Tesla Being Investigated Over Alleged Unintended Acceleration Issue
A NHTSA petition triggered an investigation that could impact up to 500,000 Teslas.
The U.S. government is looking into claims that certain Tesla vehicles suffer a defect that can cause sudden unintended acceleration. According to a petition filed with the National Highway Traffic Safety Administration (NHTSA), there have been 110 crashes and 52 injuries linked to the issue. Keep in mind that unintended acceleration is a buzzword both because the idea that a car might accelerate on its own, without input from the driver, is scary and because other automakers such as Toyota and Audi have in the past been tangled up with similar accusations.
This latest NHTSA petition cites 127 consumer complaints involving 123 unique Tesla vehicles. Around 500,000 vehicles are affected by the inquiry, including 2012-2019 Tesla Model S sedans, 2016-2019 Tesla Model X SUVs, and 2018-2019 Tesla Model 3 sedans.
One complaint references an alleged incident from November 2018 in which a Model X accelerated on its own while making a U-turn, even though the driver claims to have been pressing the brakes. The electric SUV apparently hit a parked vehicle and left the owner with bruises as a result. Another complaint from a Model S owner alleges the car accelerated unintentionally while pulling into a parking spot in 2013, causing it to hit a light post.
Tesla has not yet responded to our request for comment on the matter. But this situation on its face seems to closely mimic Toyota's relatively recent unintended acceleration scandal from 2010, when the automaker recalled millions of vehicles. Now, as then, things might not be so black-and-white. A NASA probe into Toyota found no evidence that an electronics malfunction caused unintended accelerations in the automaker's products. But government agencies identified other problems, namely sticky accelerator pedals and a design flaw allowing pedals to be trapped by floor mats. And in MotorTrend's testing on the matter, we determined that even if an electronic glitch were to befall a Toyota or any other contemporary vehicle that led to unintended throttle applications, modern braking systems are strong enough to overpower the engine and bring the car to a safe stop.
We'll have to wait and see what happens in Tesla's case. For now, NHTSA will review the findings and decide whether or not to open a formal defect investigation.
Update 1/21: Tesla posted a response to its corporate blog on January 20, 2020:
This petition is completely false and was brought by a Tesla short-seller. We investigate every single incident where the driver alleges to us that their vehicle accelerated contrary to their input, and in every case where we had the vehicle's data, we confirmed that the car operated as designed. In other words, the car accelerates if, and only if, the driver told it to do so, and it slows or stops when the driver applies the brake.

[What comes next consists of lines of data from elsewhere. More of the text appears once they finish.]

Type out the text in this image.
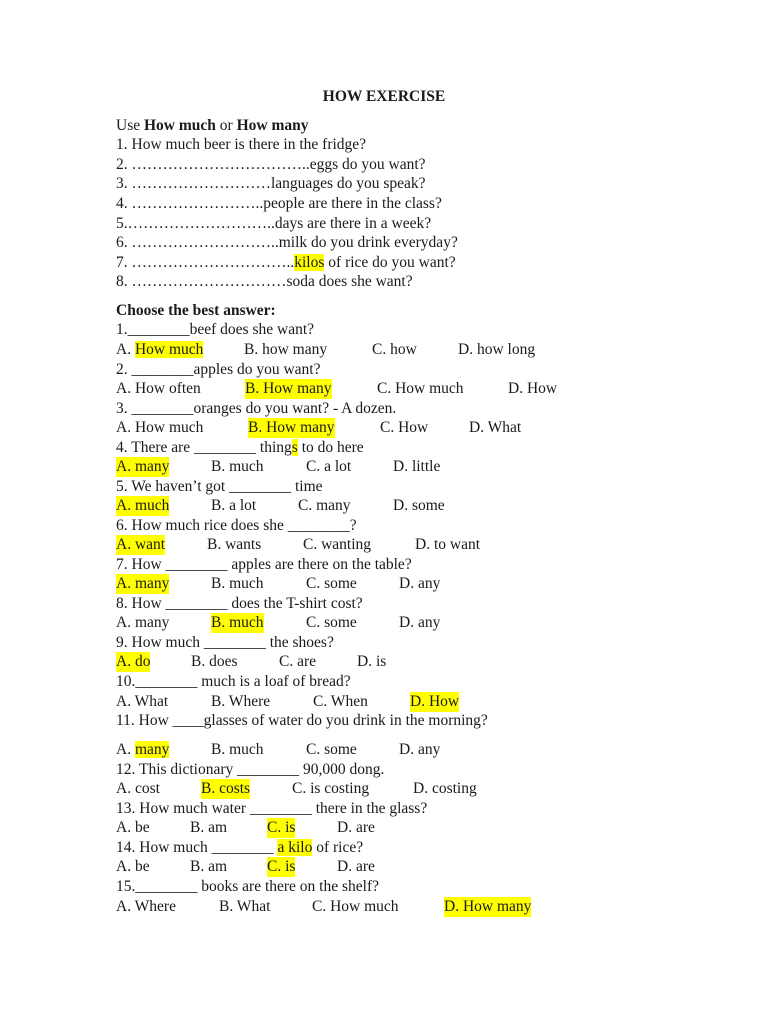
HOW EXERCISE
Use How much or How many
1. How much beer is there in the fridge?
2. ……………………………..eggs do you want?
3. ………………………languages do you speak?
4. ……………………..people are there in the class?
5.………………………..days are there in a week?
6. ………………………..milk do you drink everyday?
7. …………………………..kilos of rice do you want?
8. …………………………soda does she want?
Choose the best answer:
1.________beef does she want?
A. How much	B. how many	C. how	D. how long
2. ________apples do you want?
A. How often	B. How many	C. How much	D. How
3. ________oranges do you want? - A dozen.
A. How much	B. How many	C. How	D. What
4. There are ________ things to do here
A. many	B. much	C. a lot	D. little
5. We haven’t got ________ time
A. much	B. a lot	C. many	D. some
6. How much rice does she ________?
A. want	B. wants	C. wanting	D. to want
7. How ________ apples are there on the table?
A. many	B. much	C. some	D. any
8. How ________ does the T-shirt cost?
A. many	B. much	C. some	D. any
9. How much ________ the shoes?
A. do	B. does	C. are	D. is
10.________ much is a loaf of bread?
A. What	B. Where	C. When	D. How
11. How ____glasses of water do you drink in the morning?
A. many	B. much	C. some	D. any
12. This dictionary ________ 90,000 dong.
A. cost	B. costs	C. is costing	D. costing
13. How much water ________ there in the glass?
A. be	B. am	C. is	D. are
14. How much ________ a kilo of rice?
A. be	B. am	C. is	D. are
15.________ books are there on the shelf?
A. Where	B. What	C. How much	D. How many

While accidents caused by a mistaken press of the accelerator pedal have been alleged for nearly every make/model of vehicle on the road, the accelerator pedals in Model S, X and 3 vehicles have two independent position sensors, and if there is any error, the system defaults to cut off motor torque. Likewise, applying the brake pedal simultaneously with the accelerator pedal will override the accelerator pedal input and cut off motor torque, and regardless of the torque, sustained braking will stop the car. Unique to Tesla, we also use the Autopilot sensor suite to help distinguish potential pedal misapplications and cut torque to mitigate or prevent accidents when we're confident the driver's input was unintentional. Each system is independent and records data, so we can examine exactly what happened.
We are transparent with NHTSA, and routinely review customer complaints of unintended acceleration with them. Over the past several years, we discussed with NHTSA the majority of the complaints alleged in the petition. In every case we reviewed with them, the data proved the vehicle functioned properly.